Arcus Social Justice Corps (ASJC) Fellowship
The Arcus Social Justice Corps (ASJC) is a fellowship program at the College of Environmental Design (CED) that offers significant debt-relief to select Master's students who intend to do social justice work after graduation.
Please refer to our Frequently Asked Questions and check this document regularly for continuous updates and answers to your questions.
The 2023 application for the Arcus Social Justice Corps (ASJC) is now open. Prospective MDes and MRED+D applicants should submit applications by Sunday, January 15th at 11:59pm PST. For students submitting applications to all of CED’s other master’s programs, the deadline is Thursday, December 15th at 11:59pm PST.
Arcus Fellows will be selected by a CED committee which includes faculty, staff, and alumni practitioners in social justice fields. Selections of our third cohort of Arcus Fellows will take place in the spring of 2023.
This cycle is open to any prospective student who applies to a UC Berkeley College of Environmental Design Master’s program in 2022 and awaits a spring admissions decision.
The requirements for eligibility are as follows:
- You must be a prospective applicant who applies to a UC Berkeley College of Environmental Design Master’s Program by the fall 2022 deadline (joint degrees applicants as well as MRED+D and MDes students are eligible)
- You must be a U.S. Citizens, an applicant with a permanent residence, or a prospective applicant with DACA or refugee status to apply
- You must fill out the FAFSA by your intended program’s deadline so that the UC Berkeley Financial Aid Office has your information on file
- You must complete your ASJC application by December 15th at 11:59pm PDT.
- You must upload a current resume to the application
- Select graduate students who intend to do social justice work after graduation.
Varies per student.
If selected to be an Arcus Fellow, students will make a pledge to enter social impact careers for at least three years after leaving the College of Environmental Design (CED). The ASJC seeks to attract students with the most potential to make direct and transformational social change in the world through planning, research, and design. This program especially aims to empower students who want to make tangible change in vulnerable communities after graduation.
In the context of environmental design, social justice work is wide ranging. Social justice can mean addressing the impacts of climate change and extreme weather events which have been proven to impact underserved communities the most; developing affordable, public, and social housing and improving transportation infrastructure and services; addressing environmental pollution, toxicity, and degradation especially in community of color; increasing access to healthy and sustainable food systems in low income communities and in food deserts; reforming urban planning policies that have had detrimental impacts on race in America such as redlining; designing public spaces that reflect the values and voices of the communities in which they are built, and beyond. Architects, landscape architects and environmental planners, city and regional planners, real estate developers, and urban designers are well equipped to tackle all of these problems and chart bold new actions plans for our future. By working in nonprofits, NGOs, higher education, government agencies, or by creating their very own forms of new radical practice, graduates in environmental design fields can move the needle on essential social change.
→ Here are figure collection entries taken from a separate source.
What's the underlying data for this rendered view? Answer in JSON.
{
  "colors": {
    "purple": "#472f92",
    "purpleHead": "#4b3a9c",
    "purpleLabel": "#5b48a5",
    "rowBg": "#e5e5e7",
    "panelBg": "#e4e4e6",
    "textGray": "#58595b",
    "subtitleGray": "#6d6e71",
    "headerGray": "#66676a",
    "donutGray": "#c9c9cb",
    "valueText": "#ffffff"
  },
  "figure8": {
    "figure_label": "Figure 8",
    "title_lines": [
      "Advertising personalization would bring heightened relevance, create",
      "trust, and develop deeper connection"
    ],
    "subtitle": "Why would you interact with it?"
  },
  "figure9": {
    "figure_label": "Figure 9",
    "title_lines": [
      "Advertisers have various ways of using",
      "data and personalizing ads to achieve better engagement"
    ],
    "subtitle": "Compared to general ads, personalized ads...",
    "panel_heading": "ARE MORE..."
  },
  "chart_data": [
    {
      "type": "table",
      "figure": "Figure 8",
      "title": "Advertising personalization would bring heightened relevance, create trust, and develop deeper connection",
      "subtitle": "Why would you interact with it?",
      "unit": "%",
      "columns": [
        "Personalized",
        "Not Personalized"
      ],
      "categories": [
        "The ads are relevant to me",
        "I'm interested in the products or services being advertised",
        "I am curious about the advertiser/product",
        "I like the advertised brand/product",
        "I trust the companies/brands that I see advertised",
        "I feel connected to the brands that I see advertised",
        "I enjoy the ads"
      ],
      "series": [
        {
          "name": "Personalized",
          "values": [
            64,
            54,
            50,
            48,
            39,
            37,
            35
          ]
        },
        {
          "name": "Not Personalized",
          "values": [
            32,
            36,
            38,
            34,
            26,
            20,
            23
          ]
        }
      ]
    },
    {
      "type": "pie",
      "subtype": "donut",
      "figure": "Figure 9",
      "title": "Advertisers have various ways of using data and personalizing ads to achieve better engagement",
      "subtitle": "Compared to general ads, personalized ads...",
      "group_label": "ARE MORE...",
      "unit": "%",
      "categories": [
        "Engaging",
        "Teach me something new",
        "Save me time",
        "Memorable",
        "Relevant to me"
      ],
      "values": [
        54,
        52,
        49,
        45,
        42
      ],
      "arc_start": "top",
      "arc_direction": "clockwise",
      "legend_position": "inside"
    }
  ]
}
By being inducted into the ASJC, students will not only receive as much debt relief as possible but also gain a sense of belonging through the building of a community that is dedicated to social justice. The ASJC offers programming throughout the year for students to incubate new ideas, attend seminars, receive career planning support, engage in community-connected studios, and receive direct mentorship from practitioners in the real world.
Arcus Fellows will also lead a dynamic social justice movement within Bauer Wurster Hall to inspire all CED students — undergraduate and graduate, across all disciplines and backgrounds, and students who are planning more traditional career paths. The hope is that alumni of the ASJC will return to CED in the years to come to mentor future cohorts of students who want to pursue social impact work in the real world, to gain a better understanding of what this really means in action.